Last year, some of my friends went to a party and I ended up coming later. When I arrived, there were people spilling out of the room, and I couldn't get in. The guy at the door was like, "It's too crowded, Miss." First of all, I was thinking, "Dude, this isn't a club. You're not a bouncer. You're just a self-important 18-year old that's actually kind of small."
But of course, not having the nerve to say any of that out loud--my internal bravado is always so much wittier than my generally pacifist exterior--I was forced to say, "Please, my friends are in there. I just need to tell them I'm here. I'll come right back out." But he was not convinced. Later, I was accused of ditching my friends. What's up with that?
Assuming everything goes well--you and your friends have made it in and had your fun--you need to coordinate the exit. Whom do you leave with?

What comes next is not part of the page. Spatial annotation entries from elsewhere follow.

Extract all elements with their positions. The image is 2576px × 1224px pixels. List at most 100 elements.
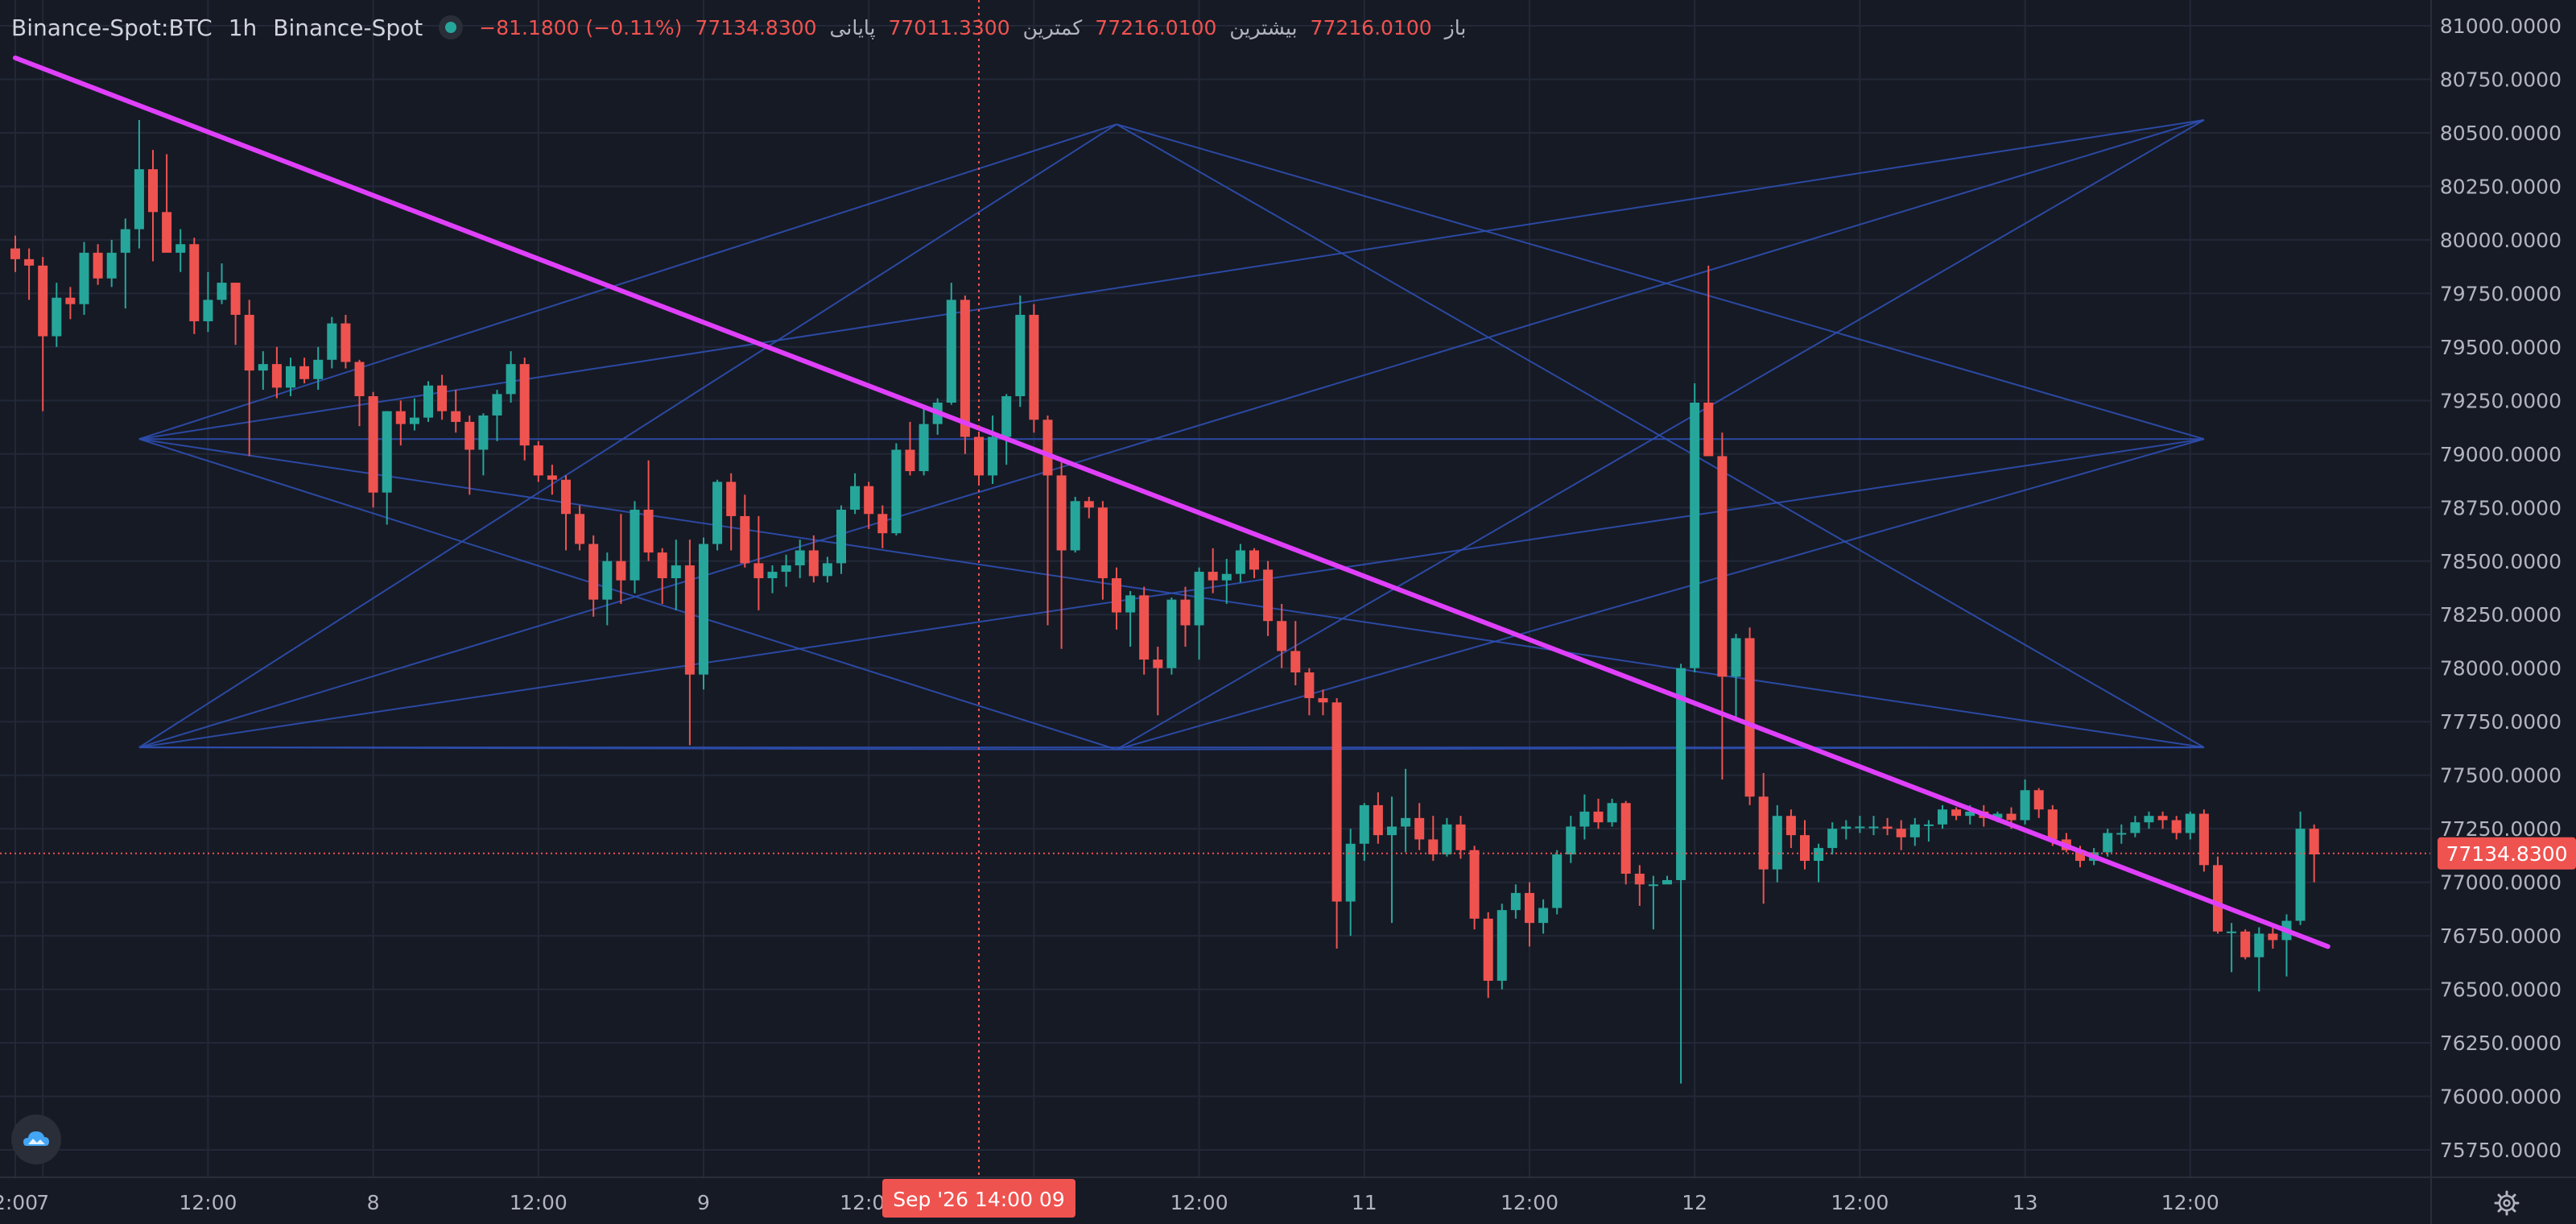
price-tick-label: 79750.0000 xyxy=(2440,282,2562,305)
candle-body xyxy=(684,565,695,675)
price-tick-label: 76250.0000 xyxy=(2440,1032,2562,1055)
time-tick-label: 12:00 xyxy=(179,1191,237,1214)
candle-body xyxy=(1579,811,1590,827)
candle-body xyxy=(1620,803,1631,874)
candle-body xyxy=(740,515,750,564)
candle-body xyxy=(1455,824,1466,850)
candle-body xyxy=(93,252,103,279)
candle-body xyxy=(712,482,723,544)
candle-body xyxy=(134,169,144,229)
time-tick-label: 12:00 xyxy=(1501,1191,1558,1214)
candle-body xyxy=(2227,931,2237,933)
price-tick-label: 79250.0000 xyxy=(2440,389,2562,412)
pattern-line xyxy=(1116,123,2205,440)
candle-body xyxy=(974,436,984,476)
candle-body xyxy=(1015,314,1026,397)
candle-body xyxy=(988,436,998,476)
gear-icon[interactable] xyxy=(2491,1187,2523,1219)
candle-body xyxy=(519,364,530,446)
candle-body xyxy=(1483,918,1493,981)
high-value: 77216.0100 xyxy=(1095,15,1217,39)
candle-body xyxy=(1180,599,1191,626)
candle-body xyxy=(354,362,365,397)
cloud-logo-icon[interactable] xyxy=(11,1114,61,1164)
pattern-line xyxy=(1116,119,2205,751)
candle-body xyxy=(382,411,392,493)
change-value: −81.1800 (−0.11%) xyxy=(479,15,683,39)
candle-body xyxy=(1373,804,1383,836)
time-tick-label: 12:00 xyxy=(1170,1191,1228,1214)
candle-body xyxy=(1634,873,1645,885)
interval-label[interactable]: 1h xyxy=(228,14,258,41)
candle-body xyxy=(1690,402,1700,668)
candle-body xyxy=(616,560,626,581)
candle-body xyxy=(1208,572,1218,581)
candle-body xyxy=(230,283,241,315)
exchange-name: Binance-Spot xyxy=(273,14,423,41)
candle-body xyxy=(2295,829,2306,921)
candle-body xyxy=(1827,829,1838,849)
candle-body xyxy=(1070,501,1080,551)
open-value: 77216.0100 xyxy=(1310,15,1432,39)
price-tick-label: 75750.0000 xyxy=(2440,1139,2562,1162)
time-tick-label: 12:00 xyxy=(1831,1191,1889,1214)
candle-body xyxy=(1648,884,1658,887)
price-tick-label: 78500.0000 xyxy=(2440,550,2562,573)
last-price-label: 77134.8300 xyxy=(2446,842,2567,866)
candle-body xyxy=(671,565,681,579)
candle-body xyxy=(1938,809,1947,825)
candle-body xyxy=(1731,638,1741,677)
candle-body xyxy=(2157,816,2168,821)
candle-body xyxy=(767,572,778,579)
candle-body xyxy=(1538,908,1549,924)
close-value: 77134.8300 xyxy=(695,15,817,39)
candle-body xyxy=(1785,816,1796,836)
symbol-name[interactable]: Binance-Spot:BTC xyxy=(11,14,213,41)
candle-body xyxy=(1909,824,1920,837)
candle-body xyxy=(65,297,76,304)
candle-body xyxy=(1442,824,1452,855)
candle-body xyxy=(2047,809,2058,840)
candle-body xyxy=(395,411,406,424)
candle-body xyxy=(423,385,433,418)
candle-body xyxy=(506,364,516,395)
candle-body xyxy=(1318,697,1328,703)
candle-body xyxy=(657,552,667,579)
candle-body xyxy=(1841,826,1852,829)
price-tick-label: 77000.0000 xyxy=(2440,871,2562,895)
time-tick-label: 13 xyxy=(2013,1191,2038,1214)
candle-body xyxy=(1097,507,1108,579)
candle-body xyxy=(1814,848,1824,862)
pattern-line xyxy=(138,119,2205,440)
price-tick-label: 78250.0000 xyxy=(2440,603,2562,626)
candle-body xyxy=(1249,550,1259,570)
candle-body xyxy=(561,479,571,515)
pattern-line xyxy=(138,438,1117,751)
trendline xyxy=(13,55,2330,949)
candle-body xyxy=(1235,550,1245,574)
candle-body xyxy=(2309,829,2319,855)
candle-body xyxy=(1125,595,1136,613)
candle-body xyxy=(1428,839,1439,855)
candle-body xyxy=(52,297,62,337)
candle-body xyxy=(1772,816,1782,870)
candle-body xyxy=(258,364,268,371)
candle-body xyxy=(808,550,819,577)
candle-body xyxy=(1331,702,1342,902)
market-status-icon xyxy=(439,15,464,39)
pattern-line xyxy=(1116,123,2205,748)
open-label: باز xyxy=(1444,15,1467,39)
candle-body xyxy=(38,265,48,337)
candle-body xyxy=(1153,660,1163,668)
candle-body xyxy=(286,366,295,388)
candle-body xyxy=(864,486,874,515)
crosshair-time-label: Sep '26 14:00 09 xyxy=(893,1188,1065,1211)
price-tick-label: 76500.0000 xyxy=(2440,978,2562,1002)
candle-body xyxy=(1139,595,1150,660)
candle-body xyxy=(699,544,708,675)
candle-body xyxy=(643,509,654,553)
candle-body xyxy=(1084,501,1094,508)
price-tick-label: 80000.0000 xyxy=(2440,229,2562,252)
candle-body xyxy=(1194,572,1204,626)
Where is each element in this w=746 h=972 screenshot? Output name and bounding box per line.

Is it rude not to leave with the people you came in with?
Going to a party in a big group is fun--it's like the party has already started if there are a bunch of people heading to the same place. But it can be difficult to coordinate the return of the same group. People inevitably split up, but making sure that there are always groups of two and no one's left alone can be a problem.
Who wants to go where becomes the big debate. "Let's go to Tommy's," says one friend, after a party. "No way, let's go to Adams to hang out with people there," says another. "Let's just go home," says a third. Clearly these people will be separating, but they first need to figure out how and who and when. The most amusing struggles with the art of compromise play out late on Friday and Saturday nights somewhere along Mt. Auburn Street.
When it's that late, it's hard for me to follow someone else's argument, much less make my own. We usually just end up saying "I want to go here and you want to go there, so let's just talk later."
So then we know where we want to go. For almost a quarter of the upperclass population, getting there is the next concern. Those of us who need to go home the Quad end up waiting at Johnston Gate at obscene hours of the night, or morning. The other option, similarly disheartening, is checking our e-mail and the shuttleboy program in the Science Center. I think that's probably the worst. I'll be standing at an email terminal, probably not feeling 100 percent alert, and to top it off, it's 2:30 a.m. on a Saturday and I'm in the Science Center. The indignity is just over whelming.
When I'm finally at home, snuggled in bed with my glass of water beside me, I'm glad I ventured into the wilds of the Harvard social scene. Not only was it fun, but I feel like I've been through the rough and back again. It gives me more to talk about over brunch than writing a sophomore paper, working on a chem problem set or sitting around watching a movie.